Garbage-Collecting Orphaned Blobs

Updated: September 18, 2023

Immediate Garbage Collection

Since LTS 2021-HF35 (see NXP-31594), the Nuxeo Platform deletes orphaned blobs whenever a:

  • document is removed
  • document blob property is edited
  • document blob property is dispatched to another blob provider

Preconditions

Only deployments using the MongoDB backend can benefit from this feature. The following conditions must also be met:

  • repositories must have the queryBlobKeys capability
  • repositories must use LocalBlobProvider or S3BlobProvider

Repository with queryBlobKeys capability

This new GC implementation only works for repositories having the queryBlobKeys capability.

Since LTS 2021-HF02 and NXP-29516, the blob keys referenced by a document are stored in its ecm:blobKeys field.

If ALL documents of a repository have this field computed, then the repository has the queryBlobKeys capability. In other words, a repository with documents created by a nuxeo server with a version prior to LTS 2021.2 / LTS 2021-HF02 does NOT have this capability.

You can query the capability endpoint to check whether a repository has the queryBlobKeys capability.

In case of multi-repository configuration, all the repositories must have this capability.

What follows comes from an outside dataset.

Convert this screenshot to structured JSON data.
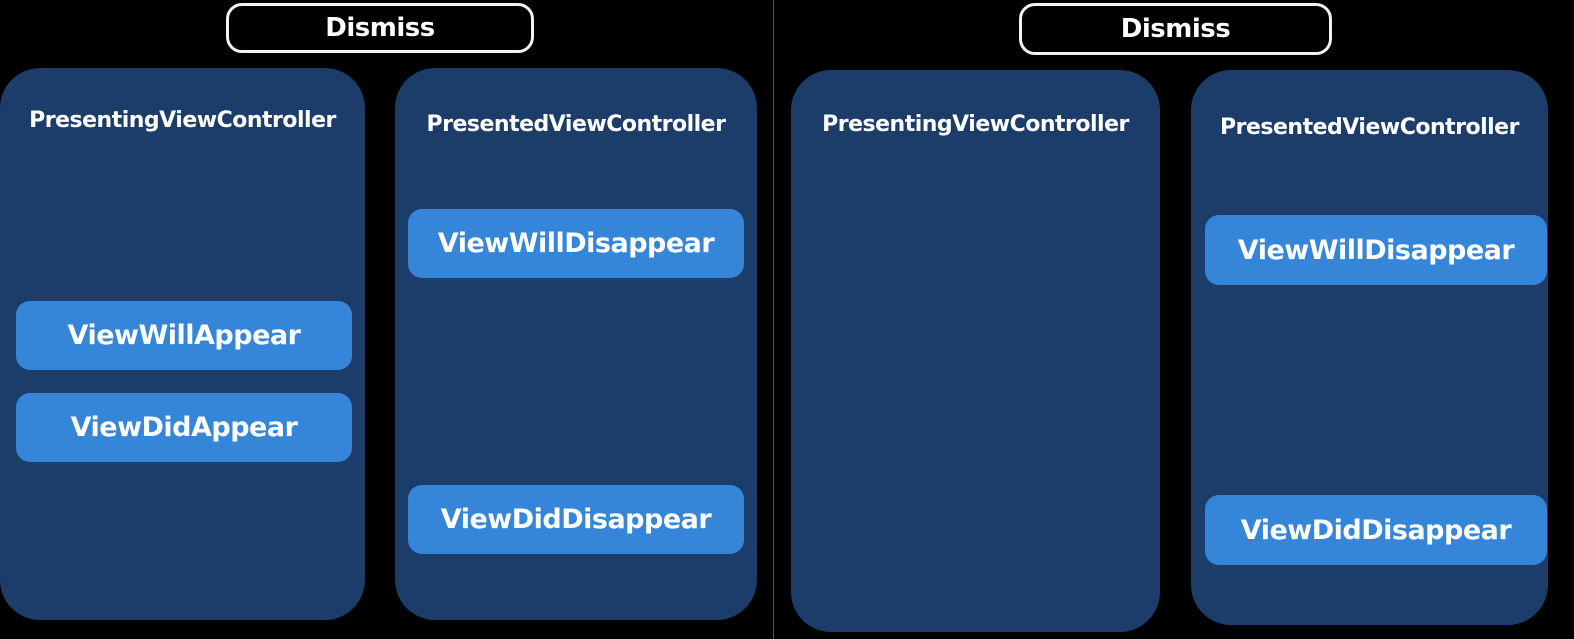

Supported Blob Provider implementations

This GC implementation only works with Blob Providers extending BlobStoreBlobProvider which are:

2021 Default Blob Provider
In LTS 2021, the default Blob Provider is DefaultBinaryManager. This GC implementation is therefore not supported out of the box in LTS 2021. You can switch to LocalBlobProvider to benefit from this GC implementation with this configuration property:

nuxeo.core.binarymanager=org.nuxeo.ecm.core.blob.LocalBlobProvider

See NXP-31876.

Disablement

Immediate Garbage Collection is enabled by default. You can disable it with the following configuration property:

nuxeo.bulk.action.blobGC.enabled=false

Full Garbage Collection

Since LTS 2021-HF38 (see NXP-28565), a new Full GC implementation is available to scan your blob store in order to detect and delete the blobs that are no longer referenced in your repository.

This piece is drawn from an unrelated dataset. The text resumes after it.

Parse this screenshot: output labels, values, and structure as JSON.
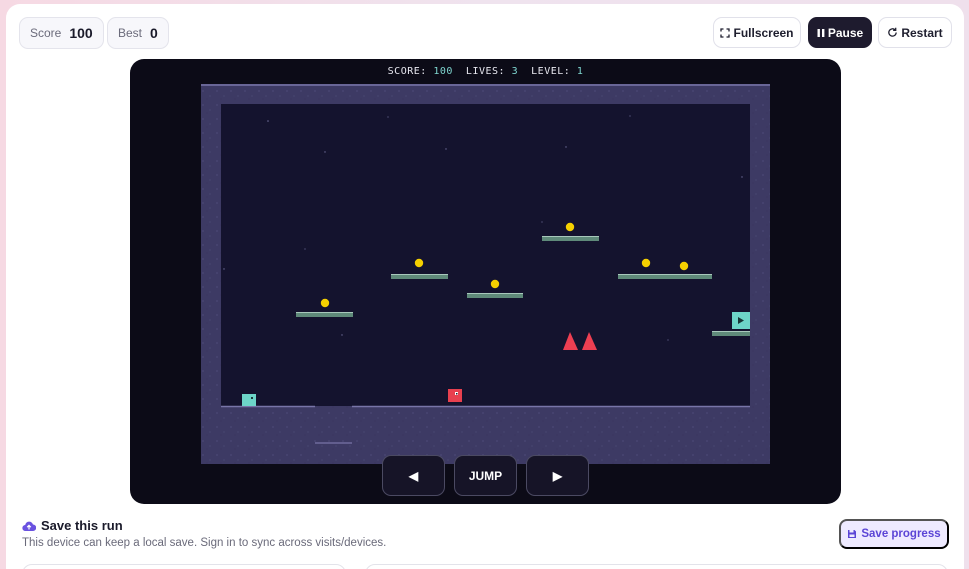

This Full GC leverages the Bulk Action Framework. Like other bulk actions, the following configuration properties can be tweaked to fit your environment:

nuxeo.bulk.action.garbageCollectOrphanBlobs.defaultConcurrency=2
nuxeo.bulk.action.garbageCollectOrphanBlobs.defaultPartitions=4

Please see the dedicated Blobs Management Rest endpoint to invoke and monitor a Blob Full GC.

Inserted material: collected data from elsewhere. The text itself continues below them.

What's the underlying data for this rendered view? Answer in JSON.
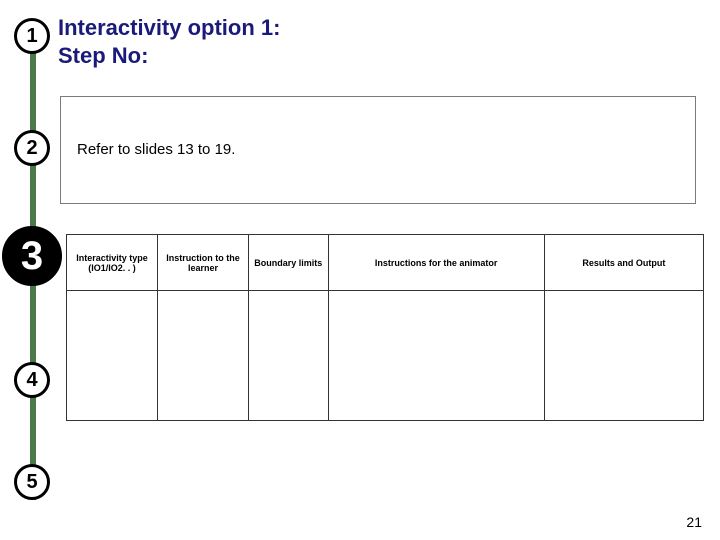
{
  "title": {
    "line1": "Interactivity option 1:",
    "line2": "Step No:"
  },
  "steps": {
    "s1": "1",
    "s2": "2",
    "s3": "3",
    "s4": "4",
    "s5": "5"
  },
  "refer_text": "Refer to slides 13 to 19.",
  "table": {
    "headers": {
      "h1": "Interactivity type (IO1/IO2. . )",
      "h2": "Instruction to the learner",
      "h3": "Boundary limits",
      "h4": "Instructions for the animator",
      "h5": "Results and Output"
    }
  },
  "slide_number": "21"
}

Despite this implementation being designed to scale on big volumes of data, it will necessarily take some time to fully garbage collect a repository referencing a certain amount of blobs.

It is recommended first to run an orphaned version GC in order to remove references to blobs. It would allow the orphaned blob Full GC to free more space. See Versions Management Rest endpoint to do so.